In the recent High Court decision of Elphicke v Times Media Ltd [2025] EWHC 1554 (KB), Mr Justice Saini dismissed an appeal challenging a significant interim costs order of £229,848.41, despite the Appellant’s arguments that the Respondent had acted improperly by failing to engage in alternative dispute resolution (ADR) and had lied in pre-action correspondence. The case reaffirms the robust approach the courts adopt in managing discontinuance and costs, and provides useful guidance on when allegations of failure to engage in ADR may influence costs awards—particularly in the context of CPR 38.6.

Background: Discontinuance and Alleged Misconduct

The litigation concerned serious allegations that had been discontinued by the claimant, former MP Charlie Elphicke. He subsequently faced an uphill battle in trying to persuade the court to depart from the usual rule in CPR 38.6, which presumes that a discontinuing party will pay the defendant’s costs.

On 19 November 2024, the Master ordered the Appellant to make an interim payment of £229,848.41 towards the Respondent’s costs. On appeal, the Appellant sought to argue that the court should have disapplied CPR 38.6 more broadly based on the Defendant’s conduct—specifically:

  • An alleged lie in pre-action correspondence by a Times Media employee (a solicitor),
  • A failure by the Defendant to engage in ADR despite proposals.

ADR Allegations: More Appropriate for Detailed Assessment

The appeal turned in part on whether the Respondent’s refusal to participate in ADR justified departing from the default costs position. The Appellant relied on a series of well-known authorities, including:

  • PGF II SA v OMFS Company Ltd [2013] EWCA Civ 1288
  • Laporte v Commissioner of Police [2015] EWHC 371 (QB)
  • Wales v CBRE Managed Services Ltd [2020] EWHC 1050 (QB)
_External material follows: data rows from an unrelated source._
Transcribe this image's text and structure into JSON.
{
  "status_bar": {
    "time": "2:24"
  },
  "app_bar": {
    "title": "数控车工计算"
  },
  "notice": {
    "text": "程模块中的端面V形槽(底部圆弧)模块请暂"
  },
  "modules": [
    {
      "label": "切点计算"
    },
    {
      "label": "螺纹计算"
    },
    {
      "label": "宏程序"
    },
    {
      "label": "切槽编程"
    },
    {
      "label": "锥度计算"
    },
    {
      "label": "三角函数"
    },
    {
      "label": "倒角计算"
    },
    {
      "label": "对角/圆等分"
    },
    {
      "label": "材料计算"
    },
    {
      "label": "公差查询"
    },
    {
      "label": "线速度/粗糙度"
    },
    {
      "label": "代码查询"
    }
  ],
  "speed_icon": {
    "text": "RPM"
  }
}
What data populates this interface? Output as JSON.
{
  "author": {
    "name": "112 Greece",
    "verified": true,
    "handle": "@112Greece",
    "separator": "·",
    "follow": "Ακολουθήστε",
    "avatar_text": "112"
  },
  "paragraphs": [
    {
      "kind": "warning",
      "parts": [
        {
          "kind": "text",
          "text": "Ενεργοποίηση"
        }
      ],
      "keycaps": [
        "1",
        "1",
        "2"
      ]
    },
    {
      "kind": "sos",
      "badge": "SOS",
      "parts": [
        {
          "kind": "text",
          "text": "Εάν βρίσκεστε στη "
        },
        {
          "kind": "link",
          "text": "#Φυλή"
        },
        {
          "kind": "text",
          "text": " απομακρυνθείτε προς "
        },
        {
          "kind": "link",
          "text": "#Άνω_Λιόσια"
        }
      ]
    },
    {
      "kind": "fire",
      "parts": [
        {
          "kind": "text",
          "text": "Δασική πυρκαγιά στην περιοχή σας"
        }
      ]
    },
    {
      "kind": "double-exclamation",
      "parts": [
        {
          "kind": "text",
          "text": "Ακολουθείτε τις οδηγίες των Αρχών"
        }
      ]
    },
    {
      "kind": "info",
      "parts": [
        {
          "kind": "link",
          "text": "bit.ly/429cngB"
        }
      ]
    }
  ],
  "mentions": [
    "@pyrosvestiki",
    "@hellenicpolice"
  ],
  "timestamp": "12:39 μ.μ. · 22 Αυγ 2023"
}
These cases establish that an unreasonable refusal to mediate or engage in ADR may justify adverse costs consequences.

However, Mr Justice Saini distinguished these cases on a critical point: none of them involved a discontinued claim. Accordingly, CPR 38.6—the rule which entitles a defendant to their costs upon discontinuance—remained the starting point.

The Court concluded that the Master was entitled to treat the alleged ADR failure and the lying allegation as contentious factual issues which would have been determined at trial. Having been discontinued, they were not suitable for resolution at the summary stage. The proper forum for these issues was the detailed costs assessment, where a costs judge could consider conduct under CPR 44.11, potentially adjusting costs if misconduct were proven.

Court’s Approach: Procedural Discipline and Judicial Restraint

In dismissing the appeal, Mr Justice Saini reaffirmed that the court must be cautious not to turn a costs determination into a satellite trial of disputed allegations—particularly where those allegations go to the heart of the case and liability. To do otherwise, he noted, would be to “re-litigate those points,” which is precisely what CPR 38.6 seeks to avoid following a discontinuance.

Importantly, the judge endorsed the Master’s reasoning that conduct issues relating to ADR and alleged dishonesty could still be scrutinised in the detailed assessment phase, where a more granular analysis of correspondence, attendance notes and documents could occur.

Key Takeaways for Litigators and Mediators

  1. CPR 38.6 is a formidable hurdle – Once a claim is discontinued, the burden is firmly on the discontinuing party to show why the usual costs rule should not apply.
  2. Allegations of ADR refusal must be clear-cut – Without a trial or agreed facts, disputed claims of refusal to mediate will rarely carry the day at the interim stage.
  3. Save it for detailed assessment – Where there are contested issues of conduct (e.g. lying or failing to mediate), the appropriate arena is usually the costs judge under CPR 44.11, not the trial judge or appellate court.
  4. ADR is still a strategic imperative – While the court refused to treat the alleged failure to mediate as determinative in this case, parties who unreasonably refuse to consider ADR may still face adverse consequences—particularly where claims proceed to trial.

Conclusion

The Elphicke appeal underscores the courts’ reluctance to permit broad-ranging conduct allegations to subvert procedural rules governing discontinuance and costs. While the role of ADR in litigation remains vital—and refusals to engage in mediation can have real costs implications—this case reminds us that such arguments must be rooted in established facts, not disputed assertions.

As ever, litigants and their advisers are well advised to keep the door to mediation open—and to document their willingness to engage clearly and contemporaneously. In a climate where courts are increasingly endorsing ADR, silence or avoidance can be costly—but only when the facts support such a finding in the appropriate forum.